EPA, GUARO PELAO
Rafel Pompilio Santeliz.
Rafel Pompilio Santeliz.
El estado Lara, además de ser una encrucijada entre el centro y el occidente, se ubica como una suerte de pueblo de transición, de cuatro paisajes, donde discurre la vida tranquila y monótona, de un destilar sin prisa.
En su comportamiento psico-social, la lentitud del larense, el ya-voy-pa-ra-a-llá, a veces tan desesperante, podría ser una especie de resistencia al paso rápido de las ciudades industriales y un recelo al “progreso” capitalista. Pueblo cocuyero masivo, la no bebencia aísla, de ahí el saludo de los insobrios cuando se ven: ¿Y desde cuándo no?, como una complicidad etílica que los homogeniza.
La migración negativa es escasa. Donde hay un larense fuera de su terruño, está sufriendo de nostalgia. Indio Tocuyo, poco sale de sus límites, por muy cautivante que sea la invitación a romper los linderos del afecto.
Sus crepúsculos, no tienen competencias en el país, con algunas excepciones orientales.
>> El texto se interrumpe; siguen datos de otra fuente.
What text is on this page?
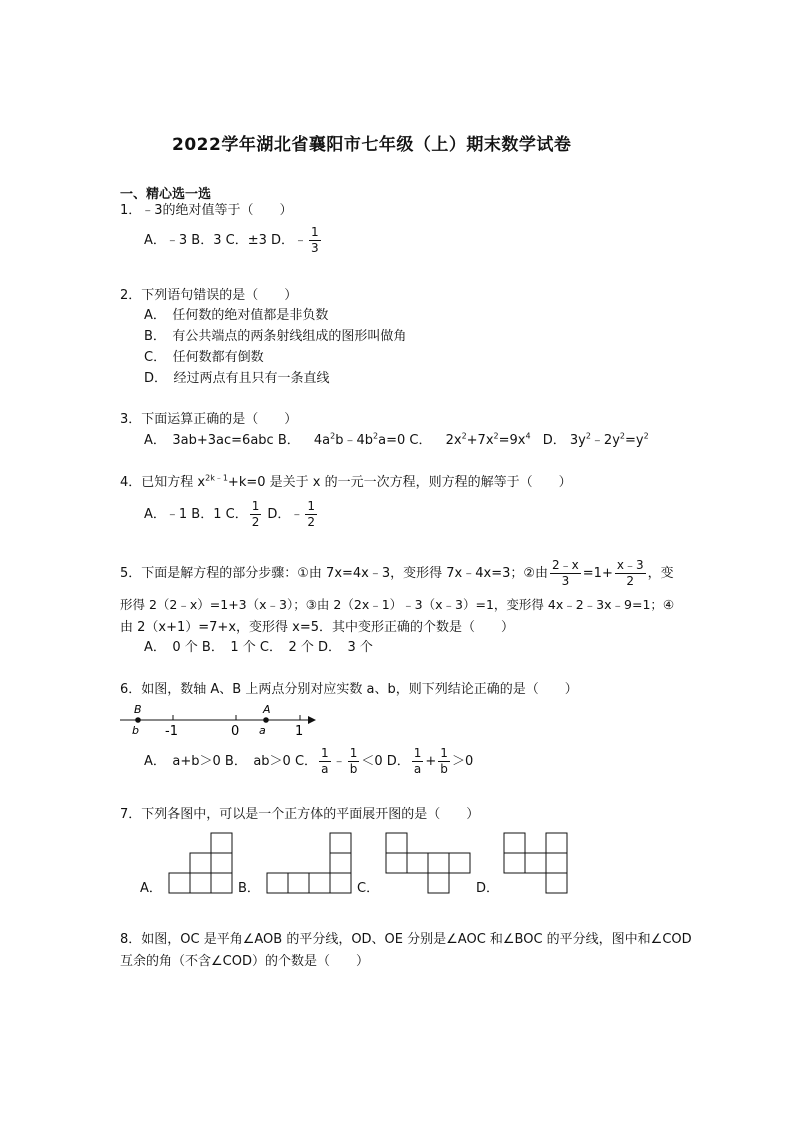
2022学年湖北省襄阳市七年级（上）期末数学试卷
一、精心选一选
1．﹣3的绝对值等于（　　）
A．﹣3 B．3 C．±3 D． ﹣ $\frac{1}{3}$
2．下列语句错误的是（　　）
A．　任何数的绝对值都是非负数
B．　有公共端点的两条射线组成的图形叫做角
C．　任何数都有倒数
D．　经过两点有且只有一条直线
3．下面运算正确的是（　　）
A．　3ab+3ac=6abc B． $4a^2b﹣4b^2a=0$ C． $2x^2+7x^2=9x^4$ D． $3y^2﹣2y^2=y^2$
4．已知方程 $x^{2k﹣1}+k=0$ 是关于 x 的一元一次方程，则方程的解等于（　　）
A．﹣1 B．1 C． $\frac{1}{2}$ D．﹣ $\frac{1}{2}$
5．下面是解方程的部分步骤：①由 7x=4x﹣3，变形得 7x﹣4x=3；②由 $\frac{2﹣x}{3} =1+ \frac{x﹣3}{2}$ ，变
形得 2（2﹣x）=1+3（x﹣3）；③由 2（2x﹣1）﹣3（x﹣3）=1，变形得 4x﹣2﹣3x﹣9=1；④
由 2（x+1）=7+x，变形得 x=5．其中变形正确的个数是（　　）
A．　0 个 B．　1 个 C．　2 个 D．　3 个
6．如图，数轴 A、B 上两点分别对应实数 a、b，则下列结论正确的是（　　）
B
b
A
a
-1	0	1
A．　a+b＞0 B．　ab＞0 C． $\frac{1}{a}$ ﹣ $\frac{1}{b} <0$ D． $\frac{1}{a} + \frac{1}{b} >0$
7．下列各图中，可以是一个正方体的平面展开图的是（　　）
A．	B．	C．	D．
8．如图，OC 是平角∠AOB 的平分线，OD、OE 分别是∠AOC 和∠BOC 的平分线，图中和∠COD
互余的角（不含∠COD）的个数是（　　）
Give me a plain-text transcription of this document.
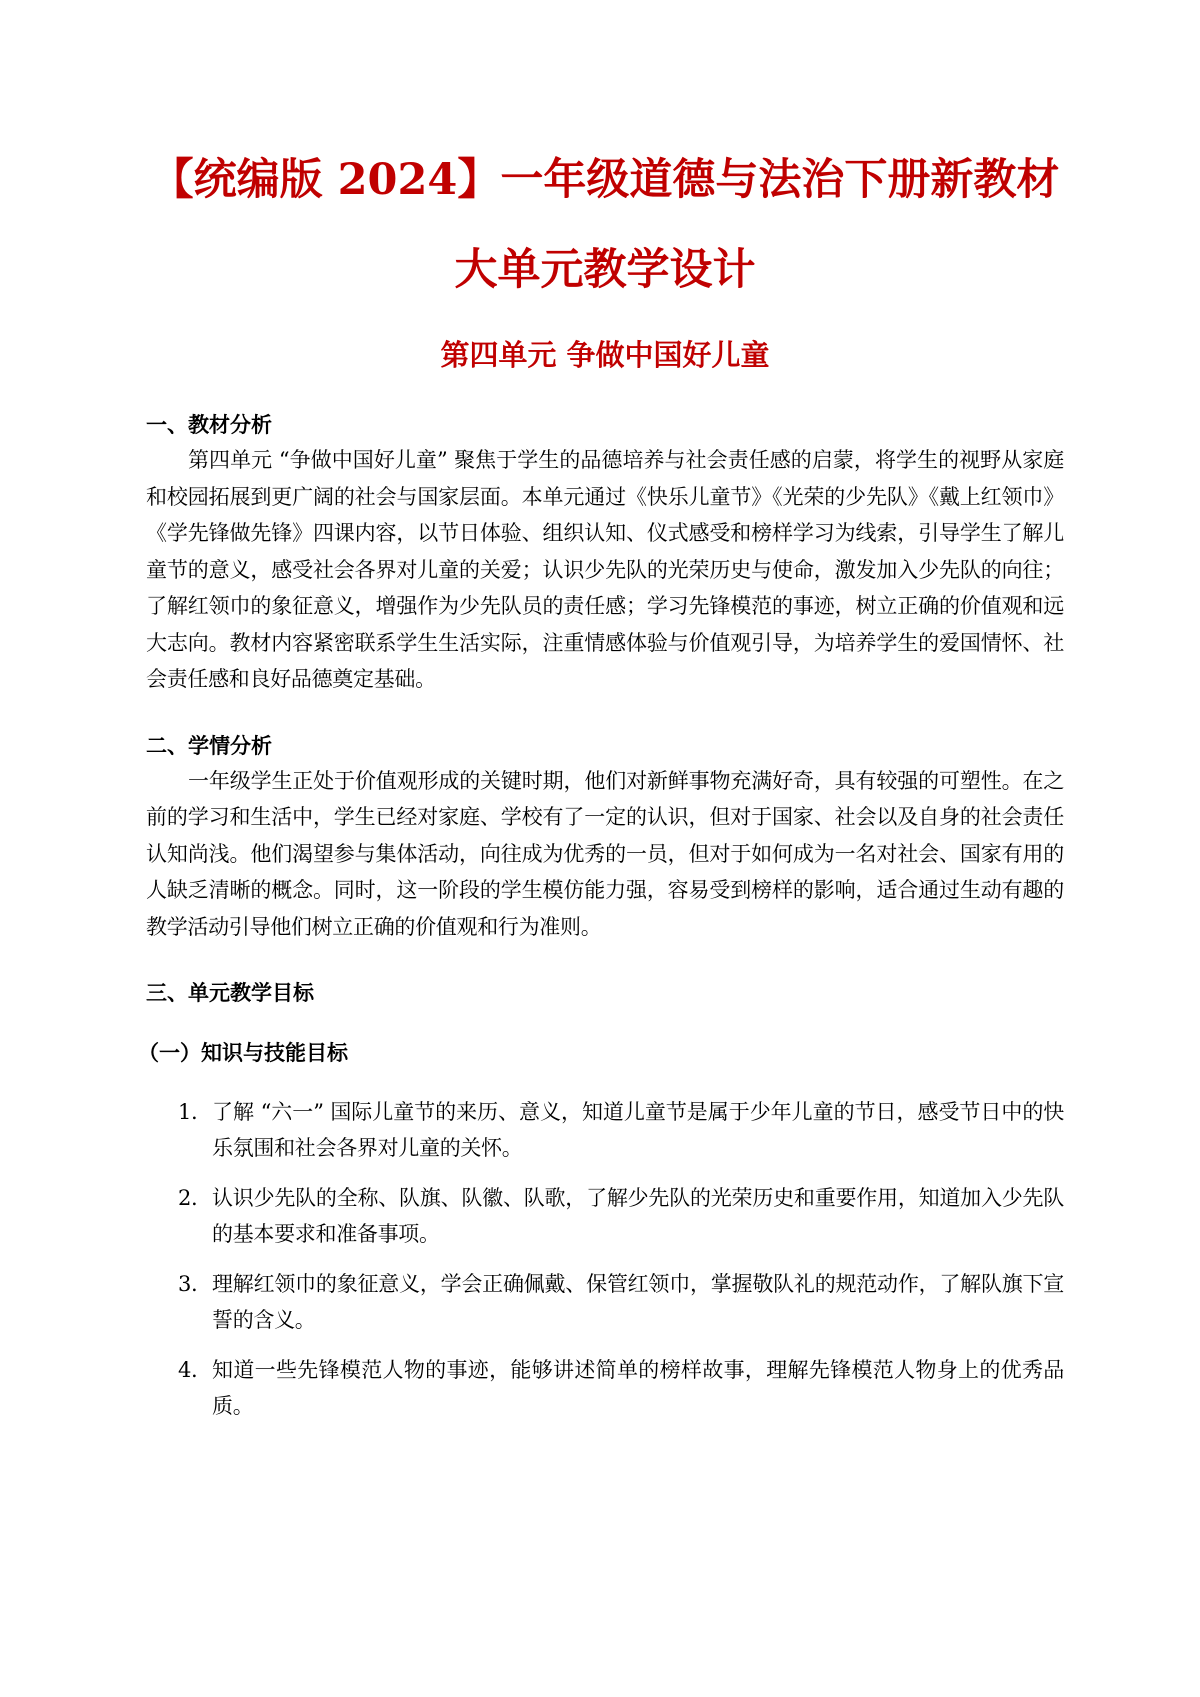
【统编版 2024】一年级道德与法治下册新教材
大单元教学设计
第四单元 争做中国好儿童
一、教材分析

第四单元 “争做中国好儿童” 聚焦于学生的品德培养与社会责任感的启蒙，将学生的视野从家庭和校园拓展到更广阔的社会与国家层面。本单元通过《快乐儿童节》《光荣的少先队》《戴上红领巾》《学先锋做先锋》四课内容，以节日体验、组织认知、仪式感受和榜样学习为线索，引导学生了解儿童节的意义，感受社会各界对儿童的关爱；认识少先队的光荣历史与使命，激发加入少先队的向往；了解红领巾的象征意义，增强作为少先队员的责任感；学习先锋模范的事迹，树立正确的价值观和远大志向。教材内容紧密联系学生生活实际，注重情感体验与价值观引导，为培养学生的爱国情怀、社会责任感和良好品德奠定基础。

二、学情分析

一年级学生正处于价值观形成的关键时期，他们对新鲜事物充满好奇，具有较强的可塑性。在之前的学习和生活中，学生已经对家庭、学校有了一定的认识，但对于国家、社会以及自身的社会责任认知尚浅。他们渴望参与集体活动，向往成为优秀的一员，但对于如何成为一名对社会、国家有用的人缺乏清晰的概念。同时，这一阶段的学生模仿能力强，容易受到榜样的影响，适合通过生动有趣的教学活动引导他们树立正确的价值观和行为准则。

三、单元教学目标
（一）知识与技能目标
1. 了解 “六一” 国际儿童节的来历、意义，知道儿童节是属于少年儿童的节日，感受节日中的快乐氛围和社会各界对儿童的关怀。
2. 认识少先队的全称、队旗、队徽、队歌，了解少先队的光荣历史和重要作用，知道加入少先队的基本要求和准备事项。
3. 理解红领巾的象征意义，学会正确佩戴、保管红领巾，掌握敬队礼的规范动作，了解队旗下宣誓的含义。
4. 知道一些先锋模范人物的事迹，能够讲述简单的榜样故事，理解先锋模范人物身上的优秀品质。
Sitios como el pueblo de Buena Vista, son el delirio de pintores, que se alumbran de muchísimos colores en el atardecer larense.
La barquisimetaneidad, vida cotidiana de sus moradores, se olfatea en el éter de la ciudad. Los carros se desplazan lentamente, como buscando pasajeros. Manejan como caminan, lentamente. “Del apuro lo que queda es el cansancio”, dicen. Sus negocios abren tarde y cierran al mediodía, para una siesta imperturbable que los levanta malhumorados.
Ciudad musical, donde un naguará, dependiendo de la musicalidad imprimida, puede connotar decenas de variadas acepciones. El guaro puede ser persona, loro, pene o temor. Un ¡Naaaa`guará! A guen guarazo le metió ese guaro a ese guarito, con esa guaratara, na guará, que lástima. Ilustra la anterior caracterización. Sus barquisilarismos, con sus cantaitos, son una respuesta creativa y trasgresora al idioma de conquista que trajo Juan de Villegas. Sólo nosotros nos entendemos.
El legado musical pareciera un signo de misterio genético. Atavismos quizás, de una Carora, de caras coloradas, que algunos han bautizado como “la Atenas de Venezuela”, sin dejar de mencionar a El Tocuyo, genérica ciudad, donde empezó esta brega indetenible. Las élites nunca han entendido como esos dedos rústicos del arador campesino se conviertan en sutiles arañas de elegantes movimientos cuando acarician el brazo de una guitarra morena. La academia no logra interiorizar que la sonoridad también es trabajo. La música los redime. Cualquier ruido o comentario en el transcurso de una pieza es excusa para guardar el instrumento, o ser mal mirado con el acompañado ¡sssh! del delicado artista.
El silencio de nuestros pueblos originarios; la perseverancia en lo que creen; la melancolía como una tristeza que a veces les cae inexplicable; la música innata; su lentitud para reaccionar; la abulia, quizá como resistencia rayana con la utopía del no trabajo; el orgullo del pobre; la amistad como valor sagrado, “amigo mío arrechamente”, le dicen al que recién conocen; la resistencia al cambio; lo buena gente que son, pues quieren hasta lo inamable; la franqueza, cuando se deciden a hablar, son algunos de sus rasgos más notorios. Por todo esto, ¡Viva Lara! en su buen día.